For evaluating the algorithm's performance, we partitioned each dataset using 5-fold cross-validation (stratified by the site of histology slide collection). Splits for each cancer type are found in the splits folder, which each contain splits_{k}.csv for k = 1 to 5. In each splits_{k}.csv, the first column corresponds to the TCGA Case IDs used for training, and the second column corresponds to the TCGA Case IDs used for validation. Slides from one case are not distributed across training and validation sets. Alternatively, one could define their own splits, however, the files would need to be defined in this format.

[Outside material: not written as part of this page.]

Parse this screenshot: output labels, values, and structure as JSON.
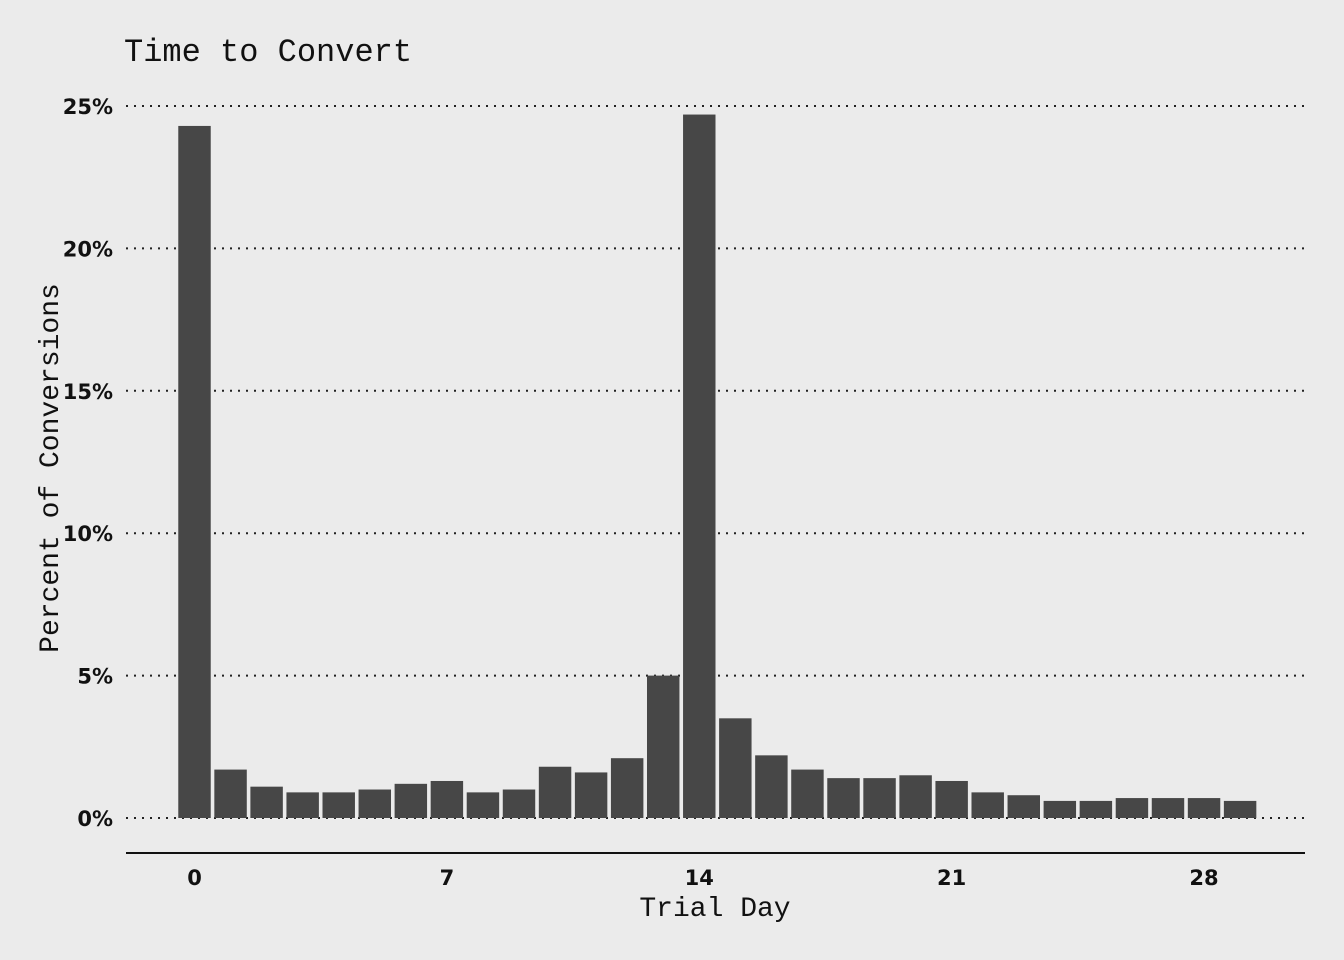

The dataset loader for using these train-val splits are defined in the return_splits function in the SurvivalDatasetFactory.

Running Experiments

Refer to scripts folder for source files to train SurvPath and the baselines presented in the paper. Refer to the paper to find the hyperparameters required for training.

Issues

  • The preferred mode of communication is via GitHub issues.
  • If GitHub issues are inappropriate, email avaidya@mit.edu (and cc gjaume@bwh.harvard.edu).
  • Immediate response to minor issues may not be available.

License and Usage

If you find our work useful in your research, please consider citing our paper at:

@article{jaume2023modeling,
  title={Modeling Dense Multimodal Interactions Between Biological Pathways and Histology for Survival Prediction},
  author={Jaume, Guillaume and Vaidya, Anurag and Chen, Richard and Williamson, Drew and Liang, Paul and Mahmood, Faisal},
  journal={Proceedings of the IEEE/CVF Conference on Computer Vision and Pattern Recognition (CVPR)},
  year={2024}
}

Mahmood Lab - This code is made available under the GPLv3 License and is available for non-commercial academic purposes.